When Killy was fourteen he broke his leg at a downhill ski competition in Cortina, Italy, but by the time he was sixteen, in 1960, he was chosen for the French national ski team. That was the same year he heard about the Olympics; when he saw newsreels of the Squaw Valley Olympics, he realized that he too could become a world-class ski racer.
In the 1960-1961 season, Killy won the slalom, giant slalom, downhill, and combined gold medals in the French junior championships. His joy over these wins was tempered by sadness later in 1961, when he was driving a borrowed car, skidded, and overturned it on an icy road in Morzine, France. His best friend, who was sitting in the passenger seat, was crushed and killed. At the time, Killy did not even have a license to drive.
Even at a young age, Killy had a notably businesslike attitude toward skiing. He told Johnson, "I always believed that skiing was serious, that it was a way of living, a whole life." He noted that one of his friends was a better skier than he was, but did not believe that skiing could form the backbone of one's life. "He went down in the valley somewhere and began driving a truck," Killy told Johnson.

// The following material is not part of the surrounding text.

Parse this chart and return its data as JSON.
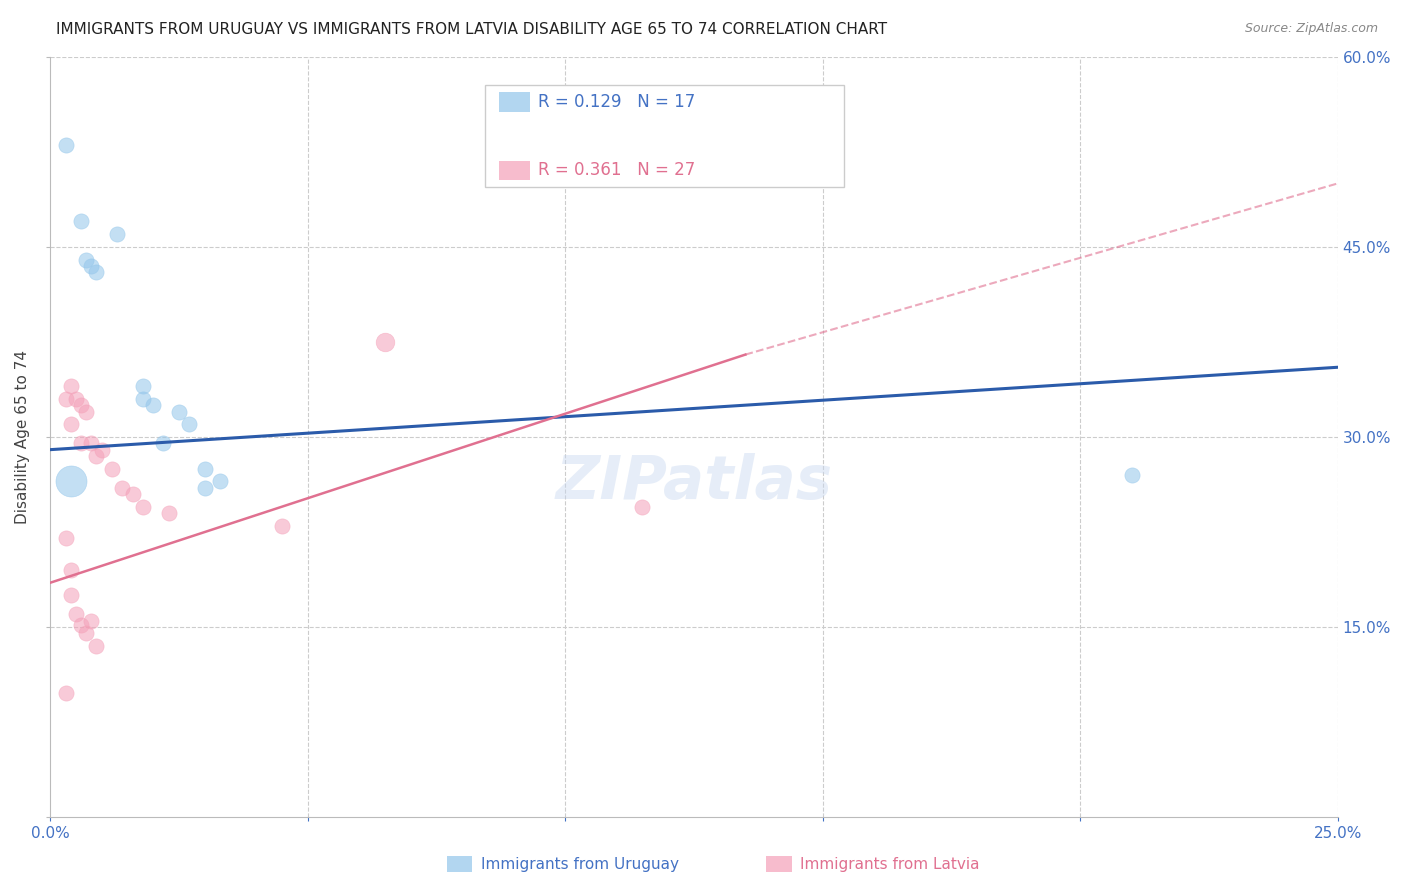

Despite his pragmatic approach to skiing, Killy was also reckless. His coach, Honore Bonnet, told Johnson that Killy was often in the lead during a race, but lost control and fell in the final seconds. "I reminded him that… if he wished ever to win he would have to arrange to also finish. But at the time I believed this young man had everything. Eventually I was proved right."
Killy won his first international race in 1961, after being ranked 39th; it was a giant slalom, held on his home mountain of Val d'Isere. Although Bonnet chose Killy to compete in the giant slalom at the 1962 world championships, Killy broke his leg in a fall three weeks before the competition began.
In 1962, Killy had also spent a summer doing compulsory service with the French army in Algeria, and he had contracted amebic dysentery and hepatitis. Although he competed in the 1962 Olympics, these ailments weakened him, and he did not place in any of the events he entered—the downhill, the special slalom, or the giant slalom.
Killy won the downhill and the combined at the world championships in 1966. During 1966-1967, he won twenty-three of thirty races, including all five World Cup downhill races; this was the first World Cup overall title.
After this great year, Killy considered retiring from the sport while he was still at the top of his form, but he kept skiing, with his eye on the 1968 Olympics. The 1967-1968 season was a bad one for Killy, who won only one of the six World Cup races before the Olympics.